Thursday, May 14, 2015

Daily FX Update, 14 May 2015 OVERNIGHT MARKET UPDATE:


·         US April retail sales were disappointing. Both the headline and ‘control’ measures were unchanged and discretionary spending was weak. Putting the March and April reports together gives a better read. Owing to this year’s early Easter some consumption may have been transferred to March, which was revised up to +1.1% m/m (and the control reading to +0.5% m/m from +0.3% m/m). 
·         Q1 euro area GDP was in line with expectations, rising 0.4% q/q. Q1 Germany’s GDP fell short of expectations, rising 0.3% q/q.

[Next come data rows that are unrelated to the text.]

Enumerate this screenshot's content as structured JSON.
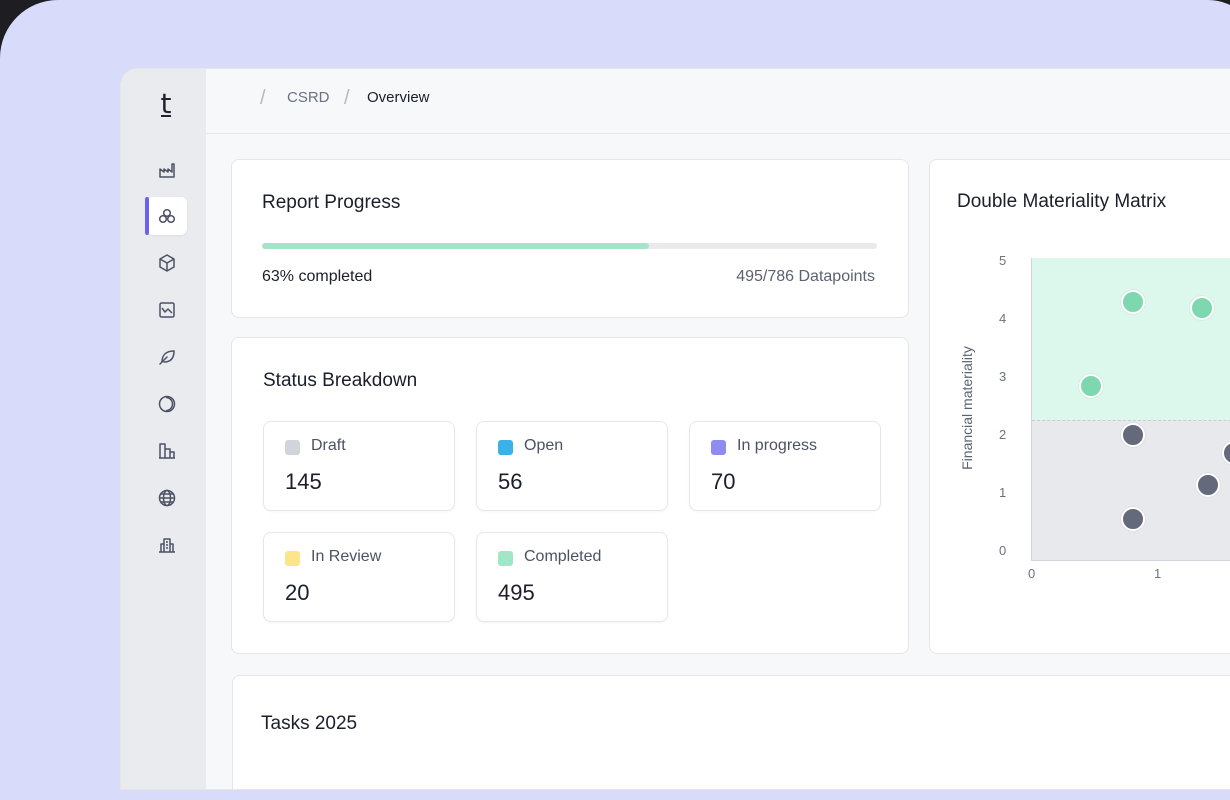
{
  "breadcrumb": {
    "section": "CSRD",
    "page": "Overview"
  },
  "logo": {
    "text": "t"
  },
  "sidebar": {
    "items": [
      {
        "icon": "factory-icon"
      },
      {
        "icon": "hexagons-icon",
        "active": true
      },
      {
        "icon": "cube-icon"
      },
      {
        "icon": "chart-down-icon"
      },
      {
        "icon": "leaf-icon"
      },
      {
        "icon": "moon-icon"
      },
      {
        "icon": "buildings-icon"
      },
      {
        "icon": "globe-icon"
      },
      {
        "icon": "city-icon"
      }
    ]
  },
  "report_progress": {
    "title": "Report Progress",
    "percent": 63,
    "completed_label": "63% completed",
    "datapoints_label": "495/786 Datapoints"
  },
  "status_breakdown": {
    "title": "Status Breakdown",
    "items": [
      {
        "label": "Draft",
        "value": "145",
        "color": "#d1d5db"
      },
      {
        "label": "Open",
        "value": "56",
        "color": "#38b2e8"
      },
      {
        "label": "In progress",
        "value": "70",
        "color": "#8e8cf0"
      },
      {
        "label": "In Review",
        "value": "20",
        "color": "#fde68a"
      },
      {
        "label": "Completed",
        "value": "495",
        "color": "#a3e6c7"
      }
    ]
  },
  "matrix": {
    "title": "Double Materiality Matrix",
    "ylabel": "Financial materiality",
    "yticks": [
      "0",
      "1",
      "2",
      "3",
      "4",
      "5"
    ],
    "xticks": [
      "0",
      "1"
    ]
  },
  "chart_data": {
    "type": "scatter",
    "title": "Double Materiality Matrix",
    "xlabel": "",
    "ylabel": "Financial materiality",
    "ylim": [
      0,
      5
    ],
    "threshold": 2.4,
    "points": [
      {
        "x": 0.8,
        "y": 4.45,
        "material": true
      },
      {
        "x": 1.35,
        "y": 4.35,
        "material": true
      },
      {
        "x": 0.47,
        "y": 3.0,
        "material": true
      },
      {
        "x": 0.8,
        "y": 2.15,
        "material": false
      },
      {
        "x": 1.4,
        "y": 1.3,
        "material": false
      },
      {
        "x": 0.8,
        "y": 0.7,
        "material": false
      },
      {
        "x": 1.6,
        "y": 1.85,
        "material": false
      }
    ],
    "colors": {
      "material": "#7dd8b0",
      "non_material": "#646a7b"
    }
  },
  "tasks": {
    "title": "Tasks 2025"
  }
}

However, domestic demand growth seems to have been firm and the disappointment came from a strong surge in imports. 
·         The UK labour market report was strong. The unemployment rate fell to 5.5% in the three months to March versus 5.6% in February. Earnings growth (ex-bonuses) rose to 2.2% y/y from 1.9% y/y, and the economy created 202k jobs in Q1. 
·         The Bank of England’s Inflation Report was in line with expectations. Owing to the fiscal tightening announced in the March Budget, growth forecasts for this year and next were lowered from 2.9% to 2.5% and 2.6%, respectively.

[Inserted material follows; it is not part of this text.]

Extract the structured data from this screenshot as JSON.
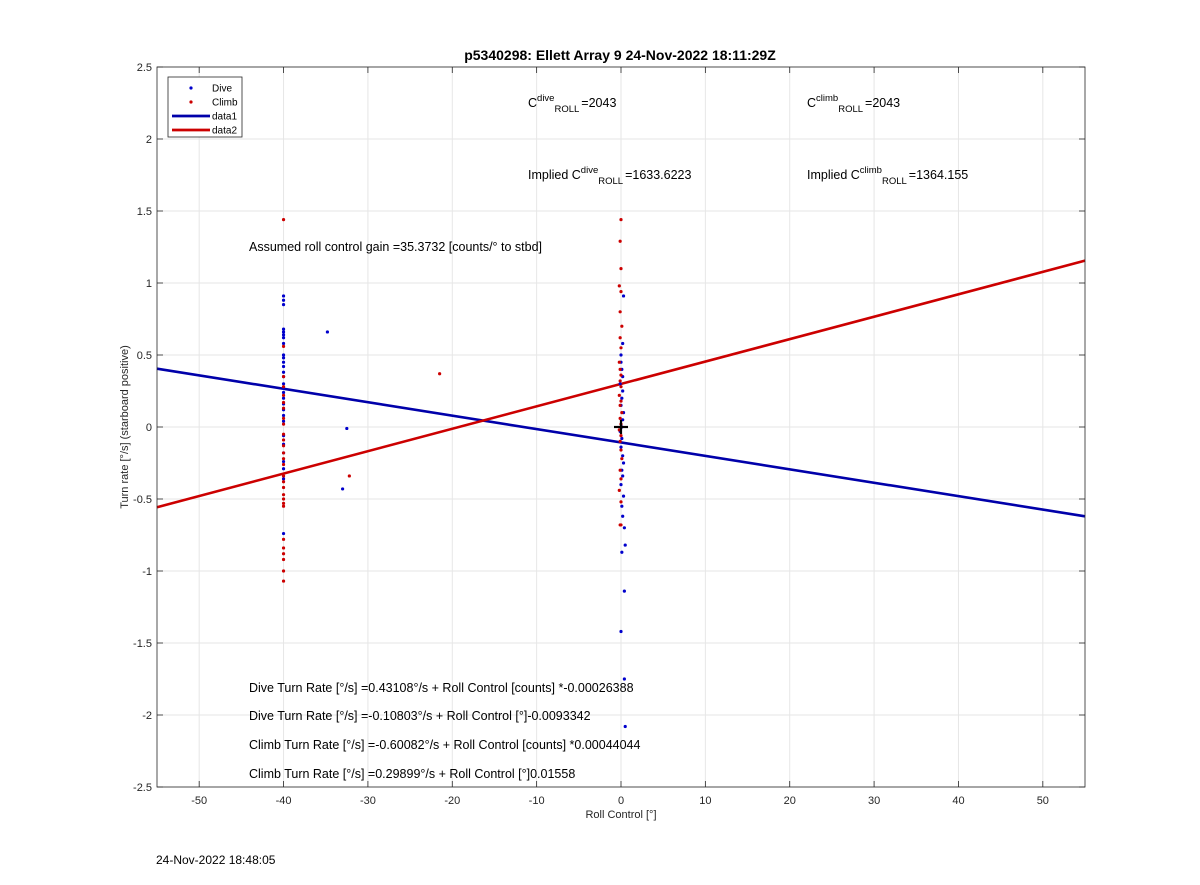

·         In the currency market, AUD broke through USD0.80 as US retail sales data disappointed and propelled USD broadly lower. AUD and NZD led the charge higher despite weaker commodity prices and a tepid stock market response.     
·         The long end of US rates markets rallied early in the session before paring the move on the back of disappointing US April retail sales data. The fact that the long end failed to hold onto its gains is a real sign that this bearish phase for bonds is continuing, suggesting rallies are selling opportunities.        
·         In US equity markets, both S&P 500 and Dow Jones closed unchanged.                   
·         Crude oil prices fell, with WTI prices failing to hold at USD62/bbl for the second time in a week. Crude oil prices initially rallied after EIA data showed US oil inventories fell by 2.2m barrels last week.     
Gold prices rose to their highest level in five weeks, after disappointing US data sparked fears that the country’s economy has yet to recover from its swoon.